8th Speaker of the Parliament of Somalia Transitional National Government
- In office 2000–2003
- Succeeded by: Sharif Hassan Sheikh Aden

Personal details
- Born: 1950
- Died: 2006 (aged 55–56)

= Abdallah Isaaq Deerow =

Somali politician (1950–2006)

Abdallah Deerow Isaaq (Cabdalle Deeroow Isaaq, عبد الله اسحاق ديرو; 1950 - 2006), sometimes Abdullah Deerow Isaq, was a Somali politician. He served as the first Speaker of Parliament in the Transitional National Government of Somalia from 2000 to 2003, and was later the Minister of Constitutional and Federal Affairs in the Transitional Federal Government. He was assassinated in July 2006.

==Political career==
Deerow was a member of the Rahaweyn clan and was a representative of that clan at the 2000 Somalia National Peace Conference (the Djibouti Conference). He was elected as the Speaker of the parliament in the Transitional National Government (TNG) on August 20, 2000. As speaker, he presided over the election of Abdiqasim Salad Hassan as TNG President at the Djibouti Conference.
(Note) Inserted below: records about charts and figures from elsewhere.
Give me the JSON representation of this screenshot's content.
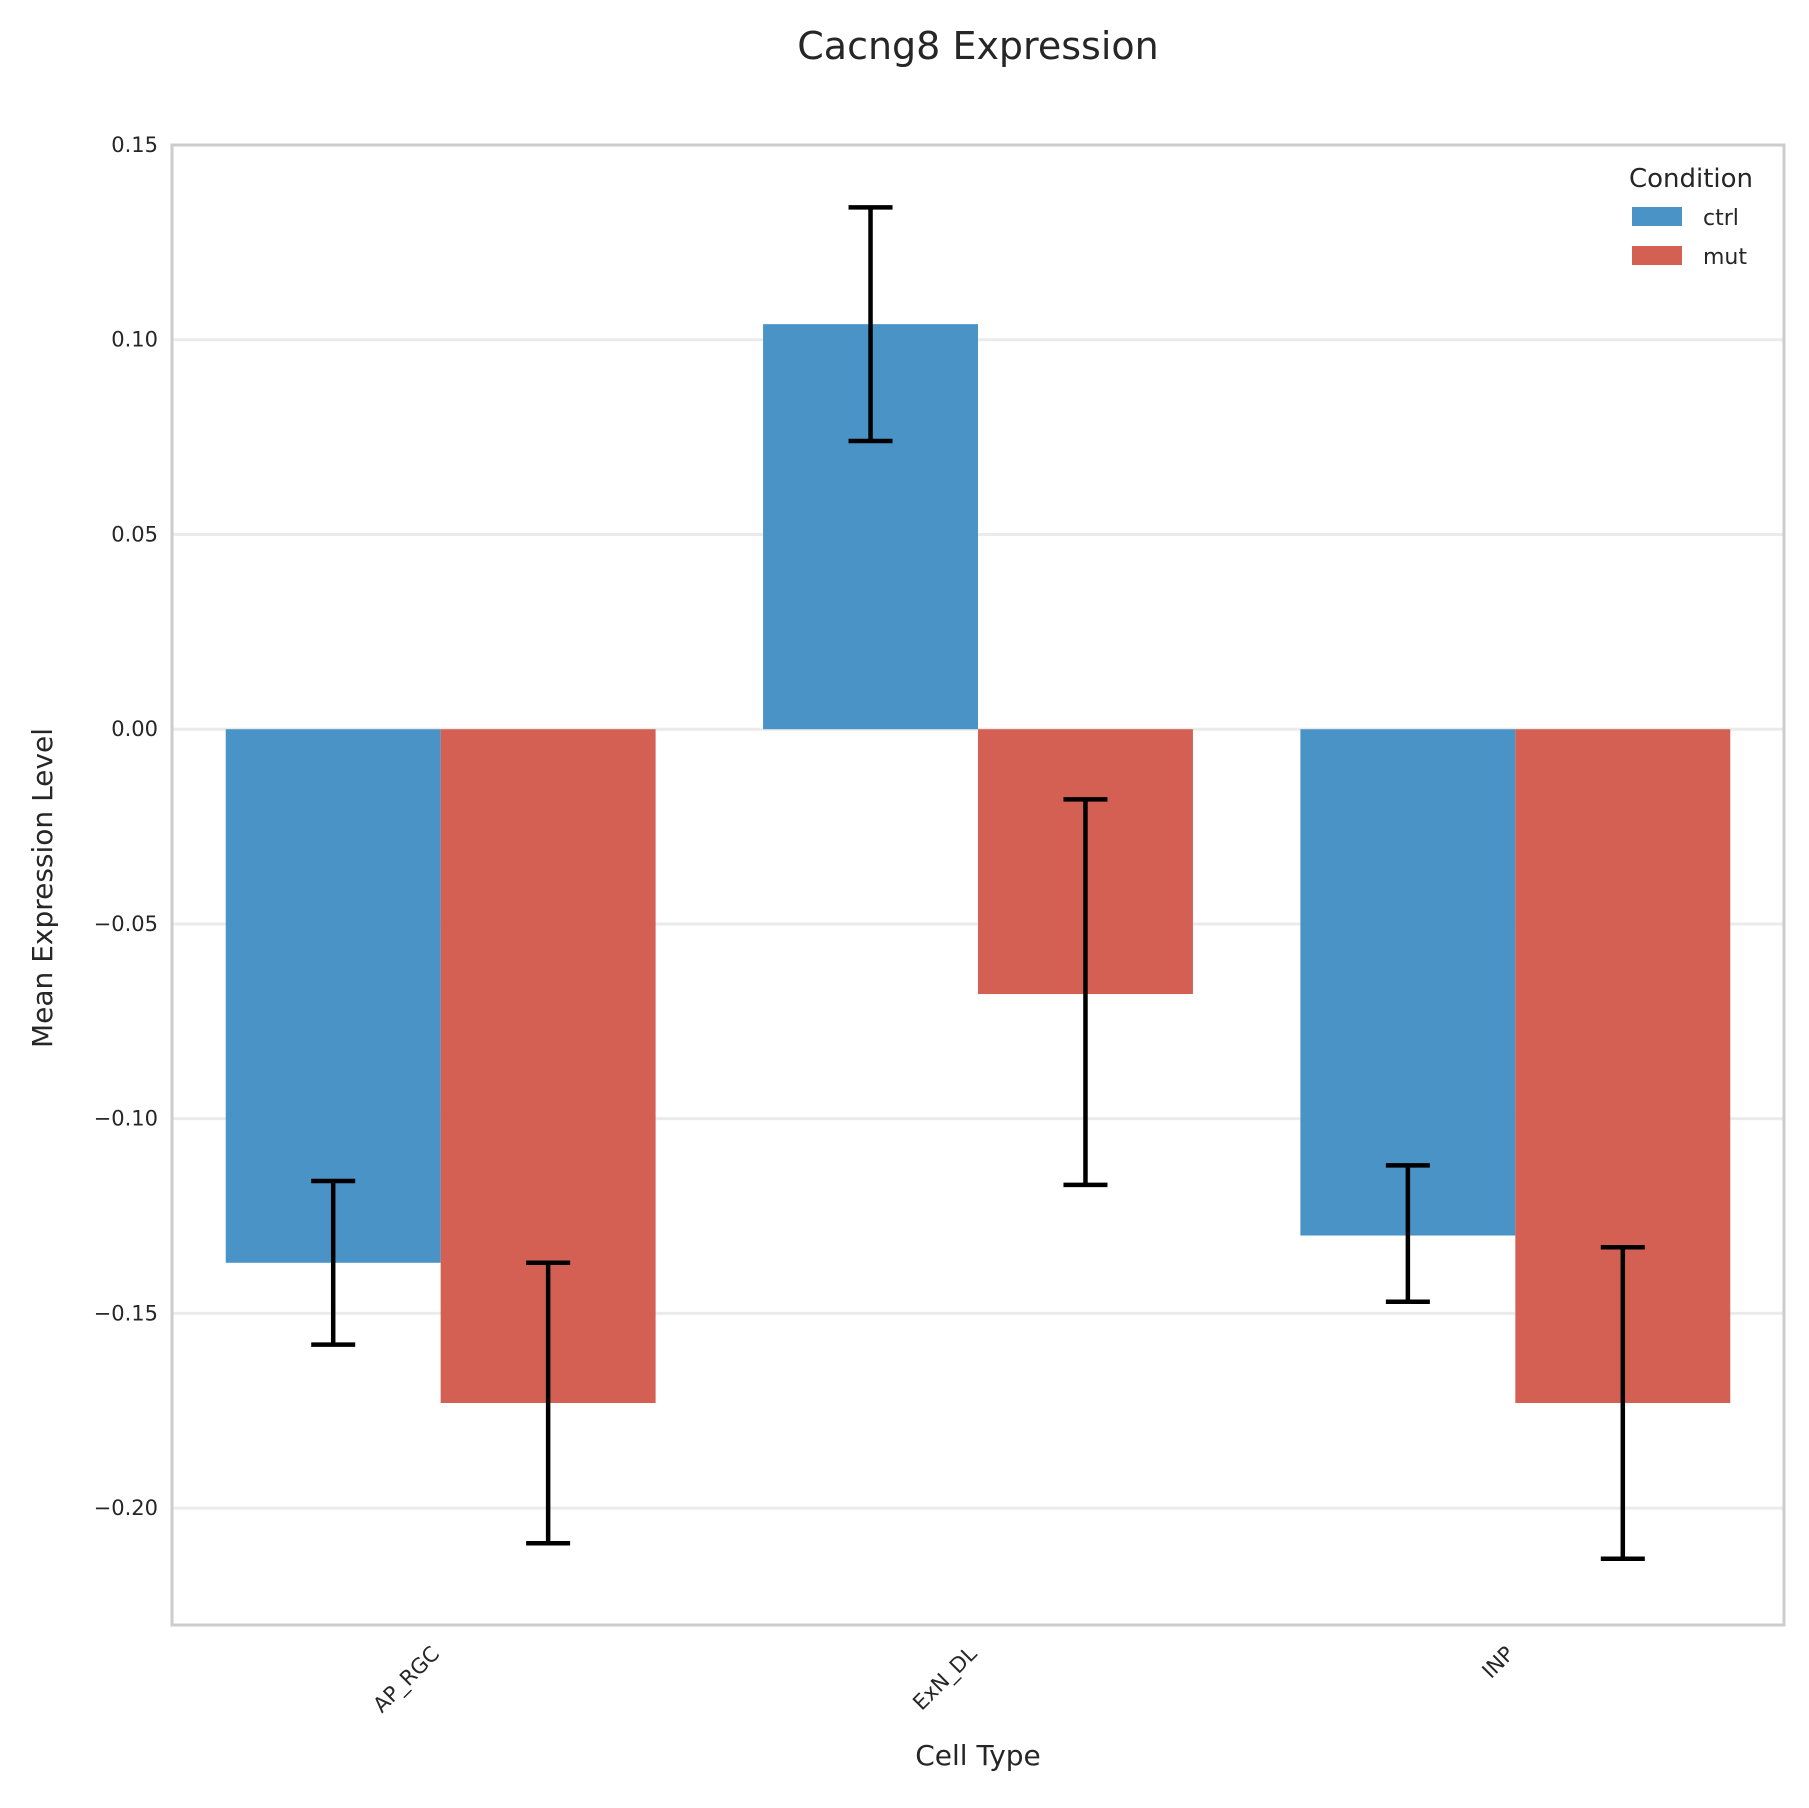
{
  "chart_data": {
    "type": "bar",
    "title": "Cacng8 Expression",
    "xlabel": "Cell Type",
    "ylabel": "Mean Expression Level",
    "categories": [
      "AP_RGC",
      "ExN_DL",
      "INP"
    ],
    "series": [
      {
        "name": "ctrl",
        "color": "#4a93c7",
        "values": [
          -0.137,
          0.104,
          -0.13
        ],
        "error_low": [
          -0.158,
          0.074,
          -0.147
        ],
        "error_high": [
          -0.116,
          0.134,
          -0.112
        ]
      },
      {
        "name": "mut",
        "color": "#d45f53",
        "values": [
          -0.173,
          -0.068,
          -0.173
        ],
        "error_low": [
          -0.209,
          -0.117,
          -0.213
        ],
        "error_high": [
          -0.137,
          -0.018,
          -0.133
        ]
      }
    ],
    "ylim": [
      -0.23,
      0.15
    ],
    "yticks": [
      0.15,
      0.1,
      0.05,
      0.0,
      -0.05,
      -0.1,
      -0.15,
      -0.2
    ],
    "ytick_labels": [
      "0.15",
      "0.10",
      "0.05",
      "0.00",
      "−0.05",
      "−0.10",
      "−0.15",
      "−0.20"
    ],
    "grid": "y",
    "legend": {
      "title": "Condition",
      "placement": "top-right",
      "entries": [
        "ctrl",
        "mut"
      ]
    }
  }
}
In August 2003, Deerow was dismissed as Speaker of the parliamentary assembly, a decision which he maintained was illegitimate because the TNG's mandate had already ended earlier in the month. In 2004, he was named Minister of Constitutional and Federal Affairs in the TNG's successor, the Transitional Federal Government (TFG), by President Abdullahi Yusuf Ahmed.

==Assassination==
On July 28, 2006, as Deerow left Friday prayers from a mosque in Baidoa, which was at the time the temporary seat of the TFG, a lone gunman shot him dead. Riots subsequently erupted in the city streets in protest of the killing. In response, the authorities began a security crackdown.